Ao fim de várias horas, Donald Trump escreveu a primeira frase após o ataque, ordenado pelo próprio, que marca a atualidade mundial esta manhã. Voltou ao Twitter, onde tinha publicado apenas uma imagem com a bandeira dos EUA, para dar uma bicada ao Irão. “O Irão nunca ganhou uma guerra”, escreveu, acrescentando depois: “mas nunca perdeu uma negociação”. A segunda parte da mensagem está a ser lida como uma nova bicada, esta ao antecessor, Barack Obama, que negociou um acordo nuclear com o país.

Pouco depois, na mesma rede social, o presidente norte-americano considerou que o general assassinado, Qassem Soleimani, já “devia ter sido abatido há muitos anos”. “O general Qassem Soleimani matou ou feriu gravemente milhares de americanos por um longo período de tempo e planeava matar muitos mais”, escreveu ainda Donald Trump. “Mas foi apanhado!”.

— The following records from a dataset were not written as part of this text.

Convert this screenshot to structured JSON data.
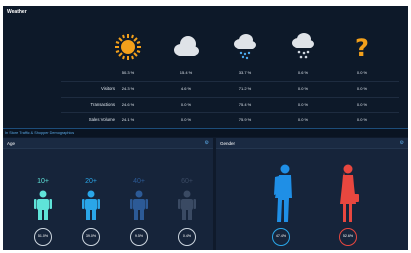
{
  "weather": {
    "title": "Weather",
    "percents": [
      "50.3 %",
      "15.4 %",
      "33.7 %",
      "0.6 %",
      "0.0 %"
    ],
    "icons": [
      "sun-icon",
      "cloud-icon",
      "cloud-rain-icon",
      "cloud-snow-icon",
      "question-icon"
    ],
    "rows": [
      {
        "label": "Visitors",
        "values": [
          "24.3 %",
          "4.6 %",
          "71.2 %",
          "0.0 %",
          "0.0 %"
        ]
      },
      {
        "label": "Transactions",
        "values": [
          "24.6 %",
          "0.0 %",
          "75.4 %",
          "0.0 %",
          "0.0 %"
        ]
      },
      {
        "label": "Sales Volume",
        "values": [
          "24.1 %",
          "0.0 %",
          "75.9 %",
          "0.0 %",
          "0.0 %"
        ]
      }
    ]
  },
  "section": {
    "title": "In Store Traffic & Shopper Demographics"
  },
  "age": {
    "title": "Age",
    "groups": [
      {
        "label": "10+",
        "value": "51.0%",
        "color": "#5fe3d9"
      },
      {
        "label": "20+",
        "value": "39.0%",
        "color": "#2aa6e8"
      },
      {
        "label": "40+",
        "value": "9.5%",
        "color": "#2c5a96"
      },
      {
        "label": "60+",
        "value": "0.4%",
        "color": "#3a4a63"
      }
    ]
  },
  "gender": {
    "title": "Gender",
    "male": {
      "value": "47.4%",
      "color": "#1f8fe6"
    },
    "female": {
      "value": "52.6%",
      "color": "#e8473f"
    }
  }
}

O líder da Casa Branca diz que o Irão “nunca terá capacidade de admitir” que Soleimani “era tanto odiado como temido no país”. As pessoas, acredita Trump, “não estão tão tristes quanto os líderes farão o mundo exterior acreditar”.

Antes de partilhar o tweet do Secretário de Estado norte-americano, Mike Pompeo, em que se vê uma suposta celebração de iraquianos pela morte de Soleimani (ver abaixo), Trump ainda escreveu que os iraquianos “não querem ser dominados e controlados pelo Irão”, como considera que tem acontecido “nos últimos 15 anos”. “Isto nunca vai acabar bem!”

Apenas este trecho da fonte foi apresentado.